Lorsque je reçoit le découpage je fais le storyboard, puis après validation les planches sont crayonnées, encrées finalisées, validées, envoyées chez l'éditeur, scannées et transférées à Joël Mouclier pour la couleur.

 

Comment avez-vous procédé avec le livre original pour le transcrire en dialogue de BD ?

 

François : J’ai cherché à préserver un maximum des dialogues d’origine d’Anatole Le Braz, en allégeant certains d’entre eux pour qu’ils correspondent mieux au format BD.

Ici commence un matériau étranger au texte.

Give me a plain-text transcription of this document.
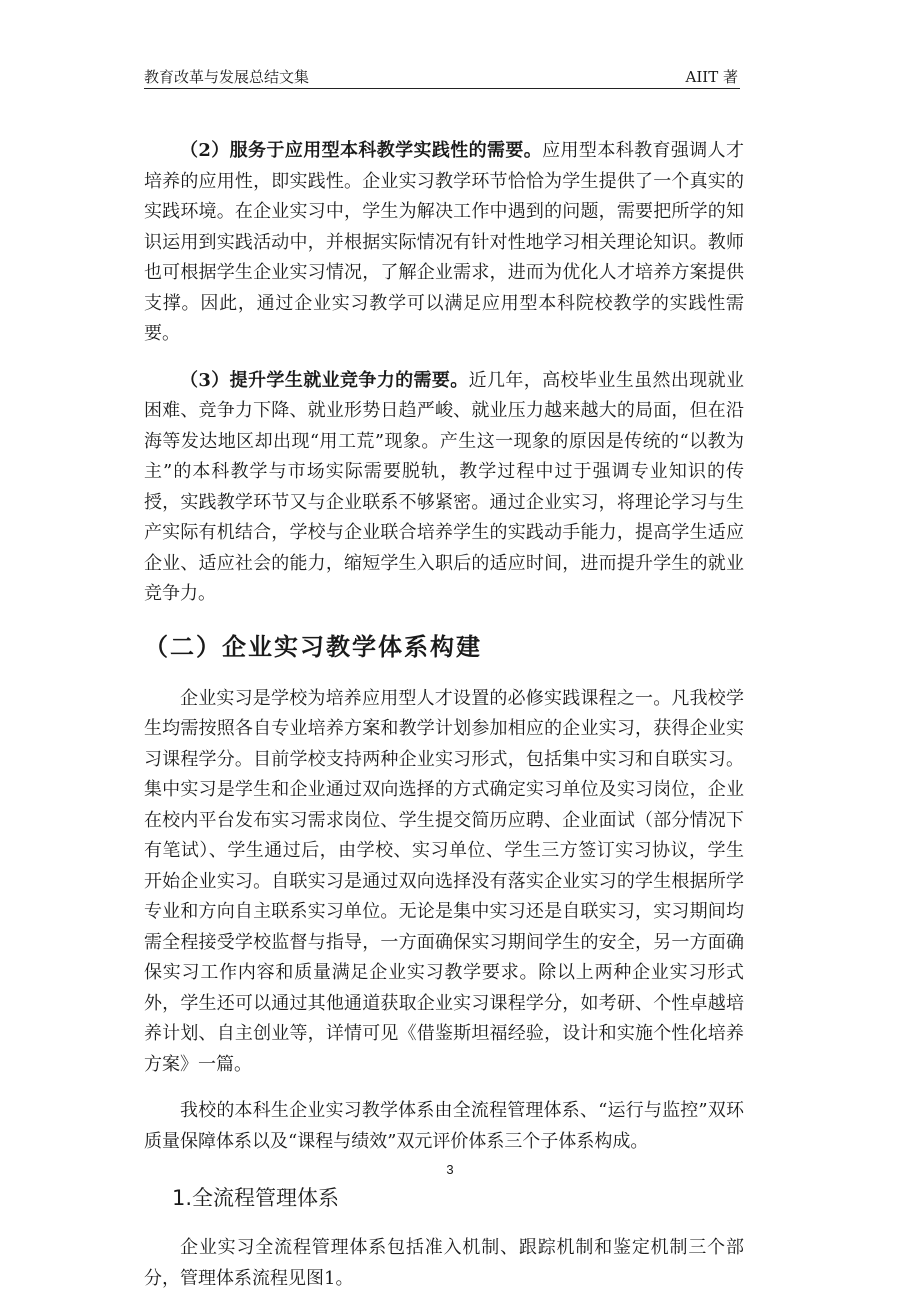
教育改革与发展总结文集	AIIT 著

（2）服务于应用型本科教学实践性的需要。应用型本科教育强调人才培养的应用性，即实践性。企业实习教学环节恰恰为学生提供了一个真实的实践环境。在企业实习中，学生为解决工作中遇到的问题，需要把所学的知识运用到实践活动中，并根据实际情况有针对性地学习相关理论知识。教师也可根据学生企业实习情况，了解企业需求，进而为优化人才培养方案提供支撑。因此，通过企业实习教学可以满足应用型本科院校教学的实践性需要。

（3）提升学生就业竞争力的需要。近几年，高校毕业生虽然出现就业困难、竞争力下降、就业形势日趋严峻、就业压力越来越大的局面，但在沿海等发达地区却出现“用工荒”现象。产生这一现象的原因是传统的“以教为主”的本科教学与市场实际需要脱轨，教学过程中过于强调专业知识的传授，实践教学环节又与企业联系不够紧密。通过企业实习，将理论学习与生产实际有机结合，学校与企业联合培养学生的实践动手能力，提高学生适应企业、适应社会的能力，缩短学生入职后的适应时间，进而提升学生的就业竞争力。

（二）企业实习教学体系构建

企业实习是学校为培养应用型人才设置的必修实践课程之一。凡我校学生均需按照各自专业培养方案和教学计划参加相应的企业实习，获得企业实习课程学分。目前学校支持两种企业实习形式，包括集中实习和自联实习。集中实习是学生和企业通过双向选择的方式确定实习单位及实习岗位，企业在校内平台发布实习需求岗位、学生提交简历应聘、企业面试（部分情况下有笔试）、学生通过后，由学校、实习单位、学生三方签订实习协议，学生开始企业实习。自联实习是通过双向选择没有落实企业实习的学生根据所学专业和方向自主联系实习单位。无论是集中实习还是自联实习，实习期间均需全程接受学校监督与指导，一方面确保实习期间学生的安全，另一方面确保实习工作内容和质量满足企业实习教学要求。除以上两种企业实习形式外，学生还可以通过其他通道获取企业实习课程学分，如考研、个性卓越培养计划、自主创业等，详情可见《借鉴斯坦福经验，设计和实施个性化培养方案》一篇。

我校的本科生企业实习教学体系由全流程管理体系、“运行与监控”双环质量保障体系以及“课程与绩效”双元评价体系三个子体系构成。

1.全流程管理体系

企业实习全流程管理体系包括准入机制、跟踪机制和鉴定机制三个部分，管理体系流程见图1。

3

Sinon, pour le cheminement de l’histoire en tant que telle, j’ai inversé certaines séquences du livre original pour que la lecture de l’album BD soit fluide et permette une montée en puissance progressive du suspense.

 

Sandro :

 

Combien de temps vous a pris la conception de cet album ?

 

François : Un an, en comptant une semaine pour produire une page. 

 

Sandro : Ça s'est étalé sur un an et demi car j'ai d'autres activités à côté (illustration et Webdesign) et j'ai été pas mal en festival pour dédicacer le Sang de la sirène ( ce qui ne favorise pas la production)

 

Quels sont les points de caractères de Goulven qui vous ont le plus inspiré pour l’écriture ?

 

François : Ça va peut-être vous faire sourire, mais Goulven est un des personnages que j’ai eu l’occasion d’écrire dont je me sens le plus proche : dégouté par les beuveries sans âme de ses congénères, passionné jusqu’à la folie dans sa relation amoureuse, entier. Il représente ce que j’étais à une époque, pas si lointaine que ça. 

 

Sandro : Qui de nous n'a pas été amoureux fou dans sa jeunesse et prêt à beaucoup pour celle qui fait vibrer notre cœur. J'ai connu cela au lycée mais sans entrer plus dans les détails, ça a terminé… Pas très bien… Celle que j'aimais a fini par briser le cœur que je lui avais donné. Je me retrouve en ça dans Goulven. Heureusement, depuis, j'ai trouvé une très bonne "infirmière" qui a su cicatriser les palies et qui est devenue ma femme. Pour le dessin, j'ai pris l'option gros nounours. Il est costaud, bourru, on sent une certaine force (voir violence) en lui qu'il contient (parfois de justesse) mais en même temps il est fou de sa femme et est prêt à tout pour elle…

 

Combien de tomes comprendra « le gardien du feu » ? Avez-vous un calendrier arrêté pour les parutions ? La suite est-elle déjà achevée ?

 

François : 2 tomes. La suite est en cours de réalisation, et nous espérons une sortie pour la fin de cette année ou début 2010 au plus tard.

 

Sandro : idem, mais je fais tout mon possible pour que ce soit plutôt fin 2009.

 

Qui a eu l’idée de ce livre ? Comment s’est faite la rencontre ? Connaissiez-vous le livre d’Anatole le Braz avant ?

 

François : Sandro et moi avions déjà adapté le Sang de la Sirène. Quand Jean-Luc Istin, directeur de la collection Soleil Celtic, nous a proposé une nouvelle adaptation, qu’il souhaitait inscrire à son catalogue depuis longtemps, nous avons sauté sur l’occasion !

 

Sandro : J'ai découvert A. LE BRAZ lors de la première adaptation BD avec Fanch (Le Sang de la sirène). Pendant que je travaillais sur le Sang de la sirène, J-L. Istin m'a suggérer de lire le Gardien du feu. C'est lorsque le sang de la sirène a été terminé qu'il nous a proposé d'adapter le Gardien du Feu. Un challenge pour moi puisqu'il m'avait dit au'il aurait souhaité l'adapté lui-même. J'espère avoir été à la hauteur de ses espérances.

 

Avez-vous beaucoup de recherches sur les phares pour vous aider à écrire le scénario ?

 

François : Je me suis rendu au Cap-Sizun, à la Pointe du Raz, pour me gorger d’images et de sensations. Même si je n’ai pas pu visiter le phare de a Vieille, j’avais déjà eu l’occasion de visiter des phares par le passé (à Belle-Ile, Ouessant et en Gironde).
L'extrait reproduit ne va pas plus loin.